Christine: Xander becomes the latest member of Survivor’s iconic zero-vote finalists club. After being on the messy Yase tribe, losing his vote for most of the pre-merge, and having a huge target on his back for having a very public idol, Xander certainly faced his share of adversities throughout the game. Xander, Tiffany, and Evvie’s flashy move to trick Liana into wasting her Knowledge Is Power advantage was one of the highlights of the season. Still, between that move and the finale, Xander appeared to be less of a major player and more of a passenger in the game.
It’s clear that sometime after the Tiffany boot, the rest of the players stopped seeing Xander as a threat. This allowed him to hold onto his idol for so long, but this perception clearly hurt him with the jury. Perception is everything, so Xander needed a strong Final Tribal performance to win over the jurors. As nice of a guy he is, Xander failed to articulate his game when it mattered the most, and he made some critical mistakes in the endgame (giving Ricard false hope with the idol and taking Erika to the end with him) that further diminished his chances of winning.
Gia: Deshawn’s winning chances were the most difficult to pin down out of all of the remaining finalists. Over the season, we saw him doing a lot, but that didn’t always mean that his choices were the best for his game. He had some incredible highs and some devastating lows. Of all of the contestants, he is probably the one that struggled the most with balancing the personal and strategic.
While he didn’t take home the win, I appreciated Deshawn as a player and character. He had several moments on the show where he was willing to be honest and vulnerable with his cast and the audience, certainly no easy feat in a game for a million dollars. To have this come from a Black man is especially important and opens up possibilities for future players of color. He may not have won, but second place isn’t too bad considering all of the adversities he faced along the way.

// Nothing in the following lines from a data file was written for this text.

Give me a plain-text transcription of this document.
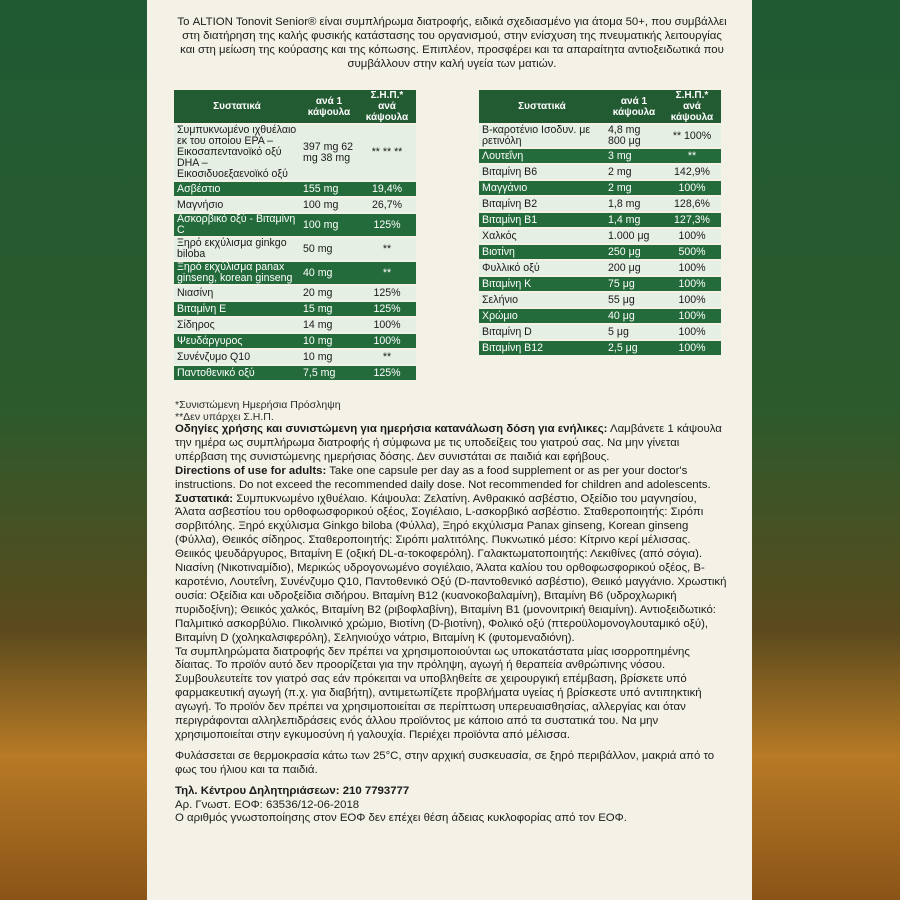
Το ALTION Tonovit Senior® είναι συμπλήρωμα διατροφής, ειδικά σχεδιασμένο για άτομα 50+, που συμβάλλει στη διατήρηση της καλής φυσικής κατάστασης του οργανισμού, στην ενίσχυση της πνευματικής λειτουργίας και στη μείωση της κούρασης και της κόπωσης. Επιπλέον, προσφέρει και τα απαραίτητα αντιοξειδωτικά που συμβάλλουν στην καλή υγεία των ματιών.
Συστατικά	ανά 1 κάψουλα	Σ.Η.Π.* ανά κάψουλα
Συμπυκνωμένο ιχθυέλαιο εκ του οποίου ΕΡΑ – Εικοσαπεντανοϊκό οξύ DHA – Εικοσιδυοεξαενοϊκό οξύ	397 mg 62 mg 38 mg	** ** **
Ασβέστιο	155 mg	19,4%
Μαγνήσιο	100 mg	26,7%
Ασκορβικό οξύ - Βιταμίνη C	100 mg	125%
Ξηρό εκχύλισμα ginkgo biloba	50 mg	**
Ξηρό εκχύλισμα panax ginseng, korean ginseng	40 mg	**
Νιασίνη	20 mg	125%
Βιταμίνη Ε	15 mg	125%
Σίδηρος	14 mg	100%
Ψευδάργυρος	10 mg	100%
Συνένζυμο Q10	10 mg	**
Παντοθενικό οξύ	7,5 mg	125%
Συστατικά	ανά 1 κάψουλα	Σ.Η.Π.* ανά κάψουλα
Β-καροτένιο Ισοδυν. με ρετινόλη	4,8 mg 800 μg	** 100%
Λουτεΐνη	3 mg	**
Βιταμίνη Β6	2 mg	142,9%
Μαγγάνιο	2 mg	100%
Βιταμίνη Β2	1,8 mg	128,6%
Βιταμίνη Β1	1,4 mg	127,3%
Χαλκός	1.000 μg	100%
Βιοτίνη	250 μg	500%
Φυλλικό οξύ	200 μg	100%
Βιταμίνη Κ	75 μg	100%
Σελήνιο	55 μg	100%
Χρώμιο	40 μg	100%
Βιταμίνη D	5 μg	100%
Βιταμίνη Β12	2,5 μg	100%
*Συνιστώμενη Ημερήσια Πρόσληψη
**Δεν υπάρχει Σ.Η.Π.

Οδηγίες χρήσης και συνιστώμενη για ημερήσια κατανάλωση δόση για ενήλικες: Λαμβάνετε 1 κάψουλα την ημέρα ως συμπλήρωμα διατροφής ή σύμφωνα με τις υποδείξεις του γιατρού σας. Να μην γίνεται υπέρβαση της συνιστώμενης ημερήσιας δόσης. Δεν συνιστάται σε παιδιά και εφήβους.

Directions of use for adults: Take one capsule per day as a food supplement or as per your doctor's instructions. Do not exceed the recommended daily dose. Not recommended for children and adolescents.

Συστατικά: Συμπυκνωμένο ιχθυέλαιο. Κάψουλα: Ζελατίνη. Ανθρακικό ασβέστιο, Οξείδιο του μαγνησίου, Άλατα ασβεστίου του ορθοφωσφορικού οξέος, Σογιέλαιο, L-ασκορβικό ασβέστιο. Σταθεροποιητής: Σιρόπι σορβιτόλης. Ξηρό εκχύλισμα Ginkgo biloba (Φύλλα), Ξηρό εκχύλισμα Panax ginseng, Korean ginseng (Φύλλα), Θειικός σίδηρος. Σταθεροποιητής: Σιρόπι μαλτιτόλης. Πυκνωτικό μέσο: Κίτρινο κερί μέλισσας. Θειικός ψευδάργυρος, Βιταμίνη Ε (οξική DL-α-τοκοφερόλη). Γαλακτωματοποιητής: Λεκιθίνες (από σόγια). Νιασίνη (Νικοτιναμίδιο), Μερικώς υδρογονωμένο σογιέλαιο, Άλατα καλίου του ορθοφωσφορικού οξέος, Β-καροτένιο, Λουτεΐνη, Συνένζυμο Q10, Παντοθενικό Οξύ (D-παντοθενικό ασβέστιο), Θειικό μαγγάνιο. Χρωστική ουσία: Οξείδια και υδροξείδια σιδήρου. Βιταμίνη Β12 (κυανοκοβαλαμίνη), Βιταμίνη Β6 (υδροχλωρική πυριδοξίνη); Θειικός χαλκός, Βιταμίνη Β2 (ριβοφλαβίνη), Βιταμίνη Β1 (μονονιτρική θειαμίνη). Αντιοξειδωτικό: Παλμιτικό ασκορβύλιο. Πικολινικό χρώμιο, Βιοτίνη (D-βιοτίνη), Φολικό οξύ (πτεροϋλομονογλουταμικό οξύ), Βιταμίνη D (χοληκαλσιφερόλη), Σεληνιούχο νάτριο, Βιταμίνη Κ (φυτομεναδιόνη).

Τα συμπληρώματα διατροφής δεν πρέπει να χρησιμοποιούνται ως υποκατάστατα μίας ισορροπημένης δίαιτας. Το προϊόν αυτό δεν προορίζεται για την πρόληψη, αγωγή ή θεραπεία ανθρώπινης νόσου. Συμβουλευτείτε τον γιατρό σας εάν πρόκειται να υποβληθείτε σε χειρουργική επέμβαση, βρίσκετε υπό φαρμακευτική αγωγή (π.χ. για διαβήτη), αντιμετωπίζετε προβλήματα υγείας ή βρίσκεστε υπό αντιπηκτική αγωγή. Το προϊόν δεν πρέπει να χρησιμοποιείται σε περίπτωση υπερευαισθησίας, αλλεργίας και όταν περιγράφονται αλληλεπιδράσεις ενός άλλου προϊόντος με κάποιο από τα συστατικά του. Να μην χρησιμοποιείται στην εγκυμοσύνη ή γαλουχία. Περιέχει προϊόντα από μέλισσα.

Φυλάσσεται σε θερμοκρασία κάτω των 25°C, στην αρχική συσκευασία, σε ξηρό περιβάλλον, μακριά από το φως του ήλιου και τα παιδιά.

Τηλ. Κέντρου Δηλητηριάσεων: 210 7793777

Αρ. Γνωστ. ΕΟΦ: 63536/12-06-2018

Ο αριθμός γνωστοποίησης στον ΕΟΦ δεν επέχει θέση άδειας κυκλοφορίας από τον ΕΟΦ.
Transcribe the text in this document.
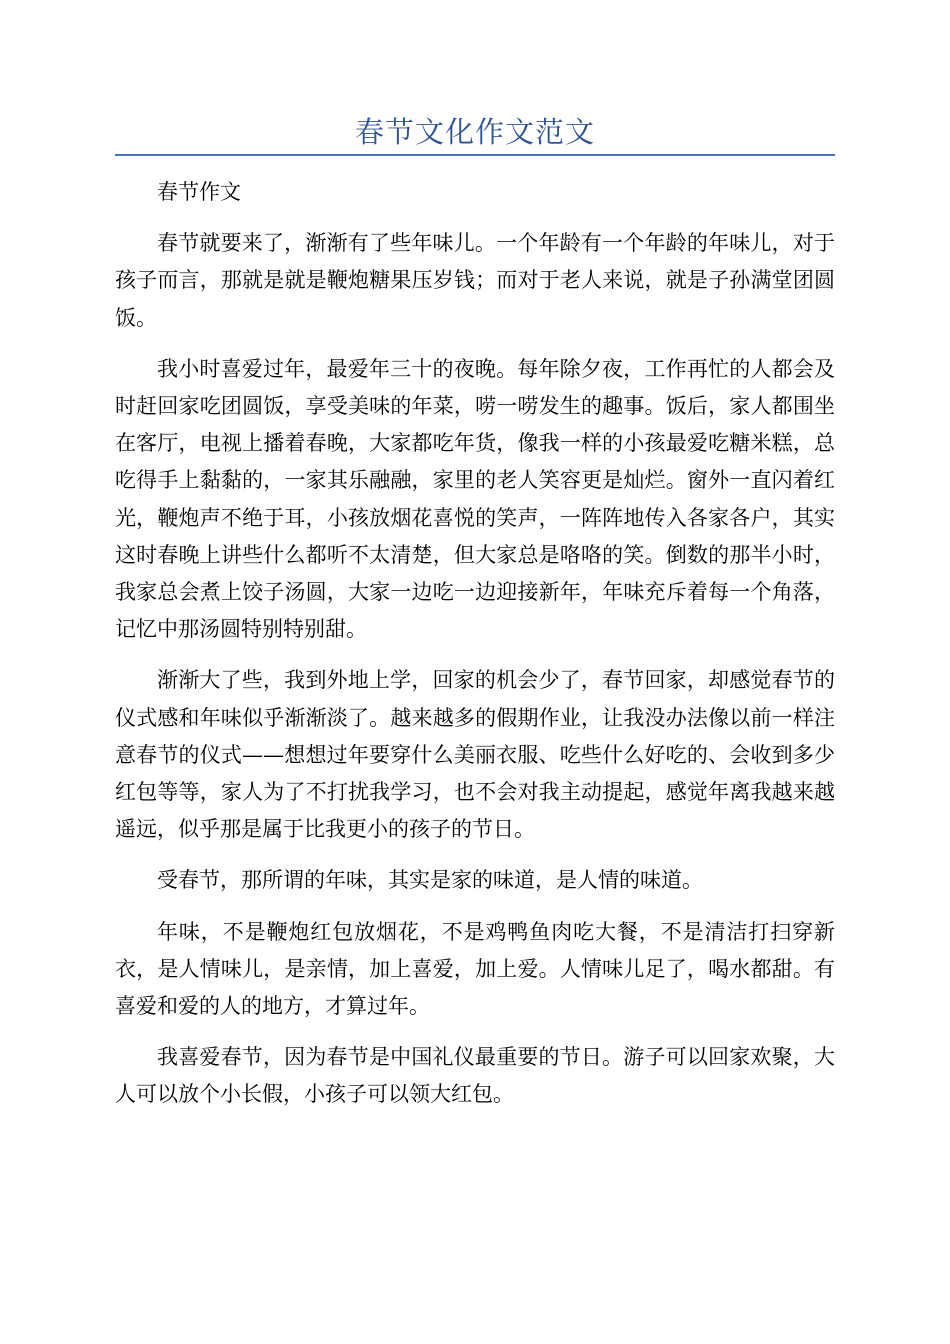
春节文化作文范文

春节作文

春节就要来了，渐渐有了些年味儿。一个年龄有一个年龄的年味儿，对于孩子而言，那就是就是鞭炮糖果压岁钱；而对于老人来说，就是子孙满堂团圆饭。

我小时喜爱过年，最爱年三十的夜晚。每年除夕夜，工作再忙的人都会及时赶回家吃团圆饭，享受美味的年菜，唠一唠发生的趣事。饭后，家人都围坐在客厅，电视上播着春晚，大家都吃年货，像我一样的小孩最爱吃糖米糕，总吃得手上黏黏的，一家其乐融融，家里的老人笑容更是灿烂。窗外一直闪着红光，鞭炮声不绝于耳，小孩放烟花喜悦的笑声，一阵阵地传入各家各户，其实这时春晚上讲些什么都听不太清楚，但大家总是咯咯的笑。倒数的那半小时，我家总会煮上饺子汤圆，大家一边吃一边迎接新年，年味充斥着每一个角落，记忆中那汤圆特别特别甜。

渐渐大了些，我到外地上学，回家的机会少了，春节回家，却感觉春节的仪式感和年味似乎渐渐淡了。越来越多的假期作业，让我没办法像以前一样注意春节的仪式——想想过年要穿什么美丽衣服、吃些什么好吃的、会收到多少红包等等，家人为了不打扰我学习，也不会对我主动提起，感觉年离我越来越遥远，似乎那是属于比我更小的孩子的节日。

受春节，那所谓的年味，其实是家的味道，是人情的味道。

年味，不是鞭炮红包放烟花，不是鸡鸭鱼肉吃大餐，不是清洁打扫穿新衣，是人情味儿，是亲情，加上喜爱，加上爱。人情味儿足了，喝水都甜。有喜爱和爱的人的地方，才算过年。

我喜爱春节，因为春节是中国礼仪最重要的节日。游子可以回家欢聚，大人可以放个小长假，小孩子可以领大红包。
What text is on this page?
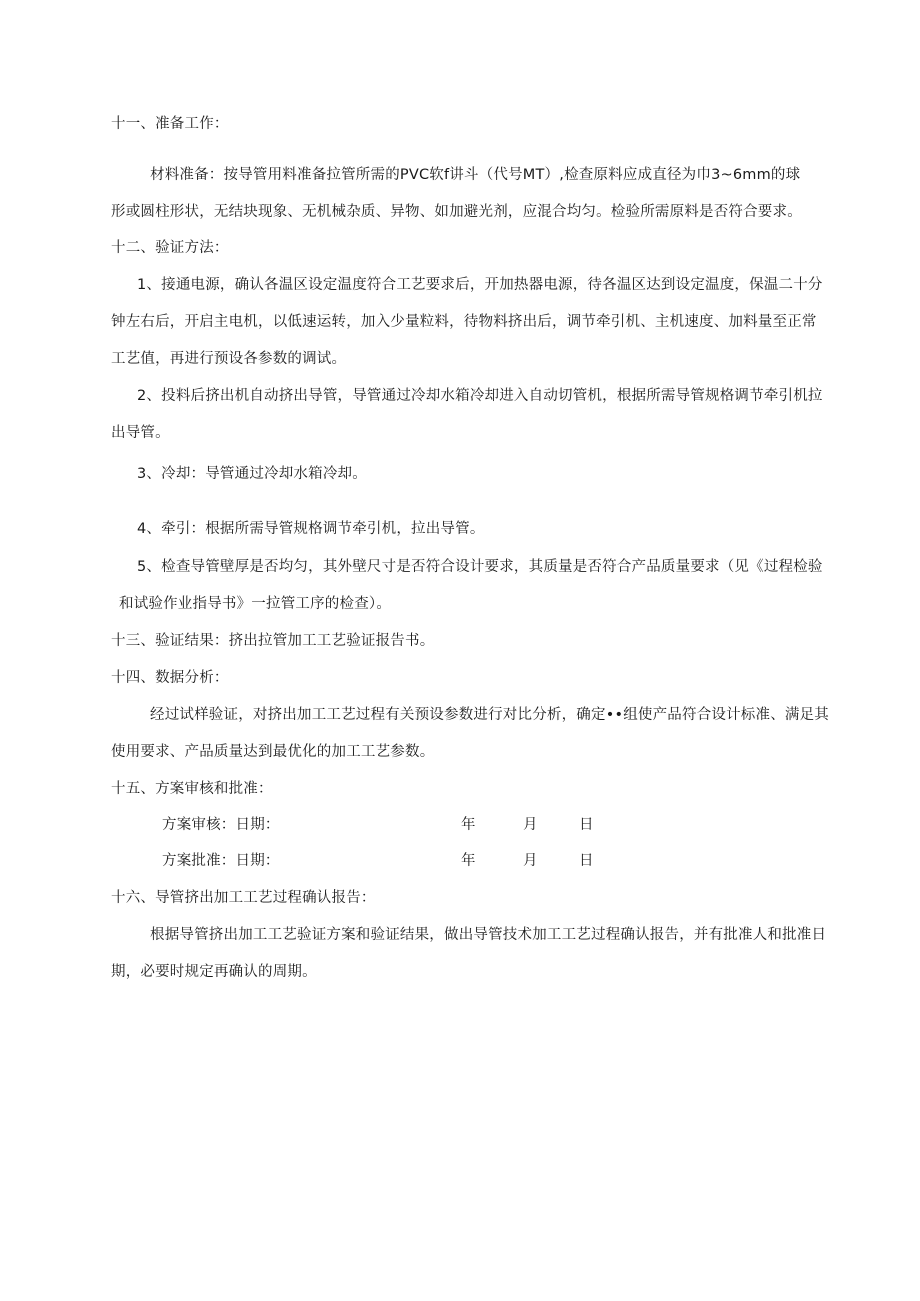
十一、准备工作：
材料准备：按导管用料准备拉管所需的PVC软f讲斗（代号MT）,检查原料应成直径为巾3~6mm的球
形或圆柱形状，无结块现象、无机械杂质、异物、如加避光剂，应混合均匀。检验所需原料是否符合要求。
十二、验证方法：
1、接通电源，确认各温区设定温度符合工艺要求后，开加热器电源，待各温区达到设定温度，保温二十分
钟左右后，开启主电机，以低速运转，加入少量粒料，待物料挤出后，调节牵引机、主机速度、加料量至正常
工艺值，再进行预设各参数的调试。
2、投料后挤出机自动挤出导管，导管通过冷却水箱冷却进入自动切管机，根据所需导管规格调节牵引机拉
出导管。
3、冷却：导管通过冷却水箱冷却。
4、牵引：根据所需导管规格调节牵引机，拉出导管。
5、检查导管壁厚是否均匀，其外壁尺寸是否符合设计要求，其质量是否符合产品质量要求（见《过程检验
和试验作业指导书》一拉管工序的检查）。
十三、验证结果：挤出拉管加工工艺验证报告书。
十四、数据分析：
经过试样验证，对挤出加工工艺过程有关预设参数进行对比分析，确定••组使产品符合设计标准、满足其
使用要求、产品质量达到最优化的加工工艺参数。
十五、方案审核和批准：
方案审核：日期：	年	月	日
方案批准：日期：	年	月	日
十六、导管挤出加工工艺过程确认报告：
根据导管挤出加工工艺验证方案和验证结果，做出导管技术加工工艺过程确认报告，并有批准人和批准日
期，必要时规定再确认的周期。
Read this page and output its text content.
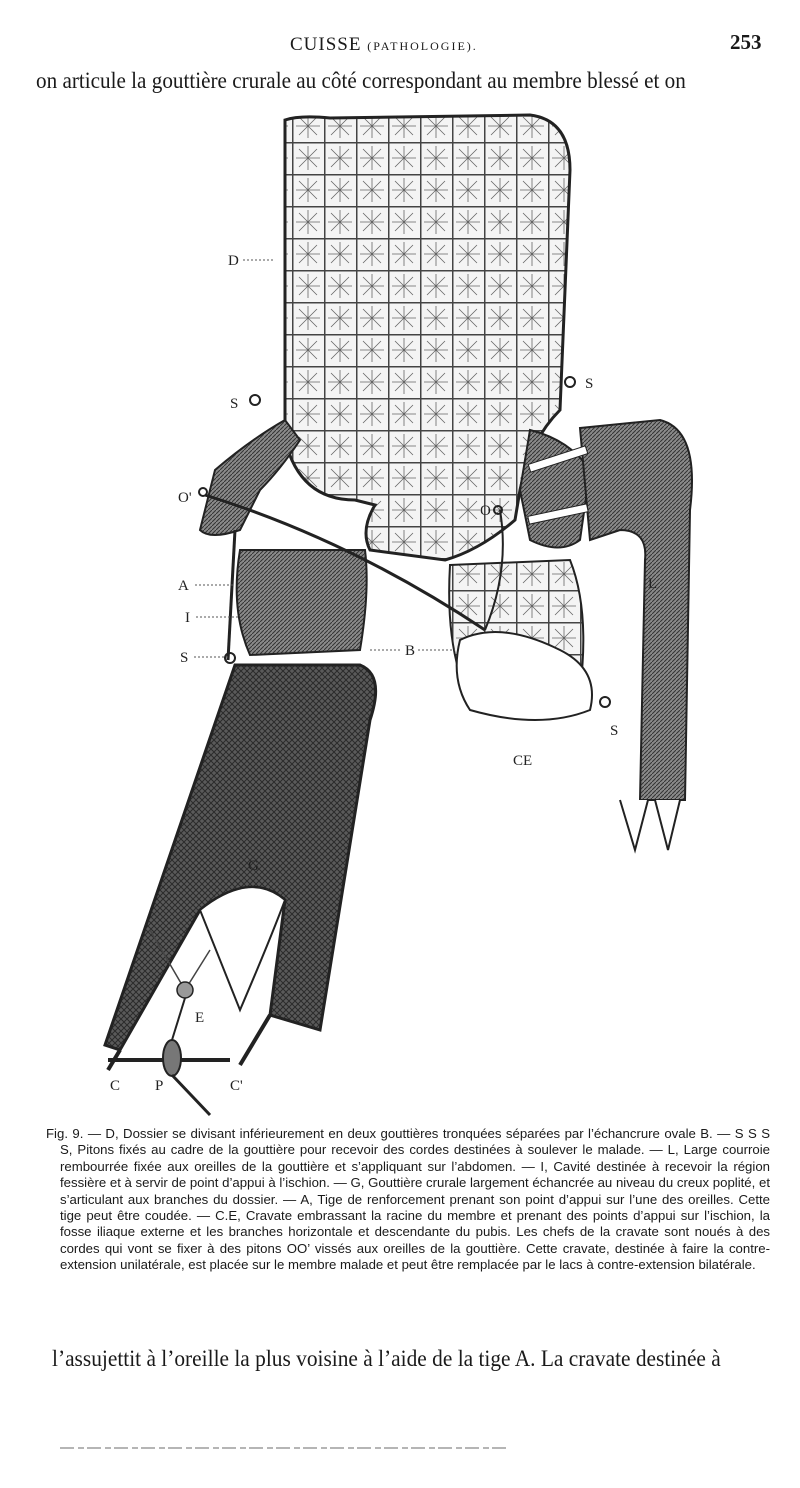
CUISSE (PATHOLOGIE).	253
on articule la gouttière crurale au côté correspondant au membre blessé et on
D
S
S
O'
O
A
I
S	B
L
S
CE
G
E
C P	C'

Fig. 9. — D, Dossier se divisant inférieurement en deux gouttières tronquées séparées par l’échancrure ovale B. — S S S S, Pitons fixés au cadre de la gouttière pour recevoir des cordes destinées à soulever le malade. — L, Large courroie rembourrée fixée aux oreilles de la gouttière et s’appliquant sur l’abdomen. — I, Cavité destinée à recevoir la région fessière et à servir de point d’appui à l’ischion. — G, Gouttière crurale largement échancrée au niveau du creux poplité, et s’articulant aux branches du dossier. — A, Tige de renforcement prenant son point d’appui sur l’une des oreilles. Cette tige peut être coudée. — C.E, Cravate embrassant la racine du membre et prenant des points d’appui sur l’ischion, la fosse iliaque externe et les branches horizontale et descendante du pubis. Les chefs de la cravate sont noués à des cordes qui vont se fixer à des pitons OO’ vissés aux oreilles de la gouttière. Cette cravate, destinée à faire la contre-extension unilatérale, est placée sur le membre malade et peut être remplacée par le lacs à contre-extension bilatérale.

l’assujettit à l’oreille la plus voisine à l’aide de la tige A. La cravate destinée à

He survived the Do or Die and fire-making challenge and was the target on several occasions in the early stages of the merge. I hope Deshawn is proud of the game he played because he was a groundbreaking player to follow throughout the season.
Christine: I know I’m not alone when I say that I didn’t think Erika had a chance in hell at winning the game coming into the merge, but that was the fault of the editors more than anything. After a quiet pre-merge on the dominant Luvu (interrupted only by Deshawn and Danny’s failed challenge throw to get her out), Erika turned back time with the hourglass twist at the fake merge to save herself. From then on, Erika managed her threat level well, having enough control and agency to make a winning case for herself at the end without ever becoming the biggest target in the game.
The lack of context for her close partnership with Heather meant that a key part of Erika’s winning game felt underdeveloped, which is frustrating. Despite this, this final episode really saw Erika shine, especially with her strong Final Tribal performance. Erika’s under-the-radar social gameplay may not have been the flashiest game this season, but it was more than enough to secure her the win in a landslide jury vote.